Similar/related drugs

Ciprofloxacin, levofloxacin, Levaquin, Moxifloxacin, Rifampin, Pyrazinamide, and Rifabutin


If you are suffering from active liver disease or have previously taken isoniazid and experienced liver problems, flu-like symptoms, joint pain, or an allergic reaction, you should avoid using isoniazid.

You may experience serious and even fatal liver problems during or after treatment with this medication, especially if your age is between 35 and 65. You may need to have your liver function checked each month while taking this medication.

If you experience: nausea or upper stomach pain; loss of appetite; and fatigue, call your doctor immediately. Avoid alcohol. Alcohol can increase the risk of liver damage when you take isoniazid.

Before you take this drug

If you are allergic or have any of the following:

  • Active liver disease
  • A history of severe allergy to isoniazid
  • Isoniazid-induced liver damage or hepatitis;
  • A history of severe side effects from isoniazid, such as chills, fever, swelling, and pain in the joints.

Tell your doctor about any of the following to ensure that isoniazid will be safe for you:

  • A history of liver disease
  • Kidney disease
  • Nerve problems that cause pain or weakness;
  • diabetes;
  • HIV or AIDS
  • If you drink alcohol daily,
  • If you are malnourished,
  • If you inject any drugs,
  • If you've ever had to stop using isoniazid,

Before you begin treatment, your doctor will test your liver enzymes to ensure that you can use isoniazid safely.
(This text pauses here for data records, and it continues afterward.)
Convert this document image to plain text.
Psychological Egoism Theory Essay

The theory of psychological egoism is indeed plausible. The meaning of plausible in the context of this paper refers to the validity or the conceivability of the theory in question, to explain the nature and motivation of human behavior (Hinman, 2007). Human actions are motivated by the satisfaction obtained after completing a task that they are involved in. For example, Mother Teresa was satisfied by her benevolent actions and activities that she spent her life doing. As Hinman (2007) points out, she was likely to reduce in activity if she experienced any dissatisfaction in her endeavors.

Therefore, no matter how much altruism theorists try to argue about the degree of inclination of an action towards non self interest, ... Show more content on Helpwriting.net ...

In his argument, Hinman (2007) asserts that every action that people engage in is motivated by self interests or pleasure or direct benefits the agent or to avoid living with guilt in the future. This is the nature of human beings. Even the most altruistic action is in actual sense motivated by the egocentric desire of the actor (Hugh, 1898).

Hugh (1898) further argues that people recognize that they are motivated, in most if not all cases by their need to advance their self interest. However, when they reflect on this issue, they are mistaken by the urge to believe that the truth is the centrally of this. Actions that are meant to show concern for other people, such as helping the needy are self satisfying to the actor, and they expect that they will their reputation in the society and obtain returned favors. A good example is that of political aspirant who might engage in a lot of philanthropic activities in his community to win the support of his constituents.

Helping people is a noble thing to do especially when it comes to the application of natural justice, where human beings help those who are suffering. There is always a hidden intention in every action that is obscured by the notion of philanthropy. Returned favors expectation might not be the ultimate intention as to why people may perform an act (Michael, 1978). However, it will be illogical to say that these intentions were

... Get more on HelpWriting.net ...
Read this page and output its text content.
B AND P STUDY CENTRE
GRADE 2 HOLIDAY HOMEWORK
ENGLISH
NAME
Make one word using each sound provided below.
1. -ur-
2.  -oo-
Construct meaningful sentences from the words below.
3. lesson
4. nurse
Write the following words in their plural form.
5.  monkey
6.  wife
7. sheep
Even months after stopping the medication, serious and even fatal liver problems can occur. Adults between 35 and 65 years of age are at the highest risk of developing liver problems.

Women, particularly those who have Hispanic, African-American, or Hispanic ancestry, are more susceptible to serious liver problems, especially following childbirth. Your doctor can tell you if your risk is higher or lower.

This medicine is not known to harm an unborn child. Notify your doctor immediately if you are pregnant, planning to become pregnant, or trying for pregnancy. If you plan to breastfeed a child during treatment with isoniazid, tell your doctor. This medication can pass through breast milk but will not prevent or treat tuberculosis in the nursing infant.

How to take Isoniazid?

Do not take isoniazid in larger or smaller amounts or for longer than prescribed; always follow your physician's orders when taking isoniazid and do not exceed the recommended dosage or duration. Take isoniazid with an empty stomach at least one hour before or two hours after eating.

You should take this medication for the entire prescribed time. You may experience improvement in your symptoms before the virus has been completely eradicated. You may also be at risk for a second infection resistant to antibiotics if you skip doses. Isoniazid does not treat viral infections such as the flu and common cold.

You may need to have your liver function checked at least once a month while taking this medication.

You may be prescribed extra vitamin B6 by your doctor if you are taking isoniazid. Only take the prescribed amount of vitamin B6. Store away from heat, moisture, and light. Keep the bottle securely closed when not in use.

What happens if I miss the dose?

As soon as you become aware that you missed a dose, take it. If your next scheduled dosage is approaching quickly, disregard any missed ones and move onto taking only what's scheduled. You should not take more medicine to compensate for a missed dose.

What happens if I overdose?

Call 1-800-222-1222 for poison help or seek immediate medical attention.

Overdose symptoms include nausea, vomiting, dizziness, drowsiness, or blurred vision. They may also include hallucinations or trouble breathing.

What should be avoided?

Avoid alcohol. Alcohol can increase the risk of liver damage when you take isoniazid. Certain foods may be avoided while taking isoniazid. You should avoid red wine, aged cheddar, dried meats, and tuna.

Interaction with other drug

Isoniazid can interact with many drugs. These include prescription and over-the-counter medicines, vitamins, and herbal products. This medication guide does not list all potential interactions. Inform your doctor of all medications you take, including those you stop or start using during treatment with isoniazid. Provide a list to all healthcare providers who treat you.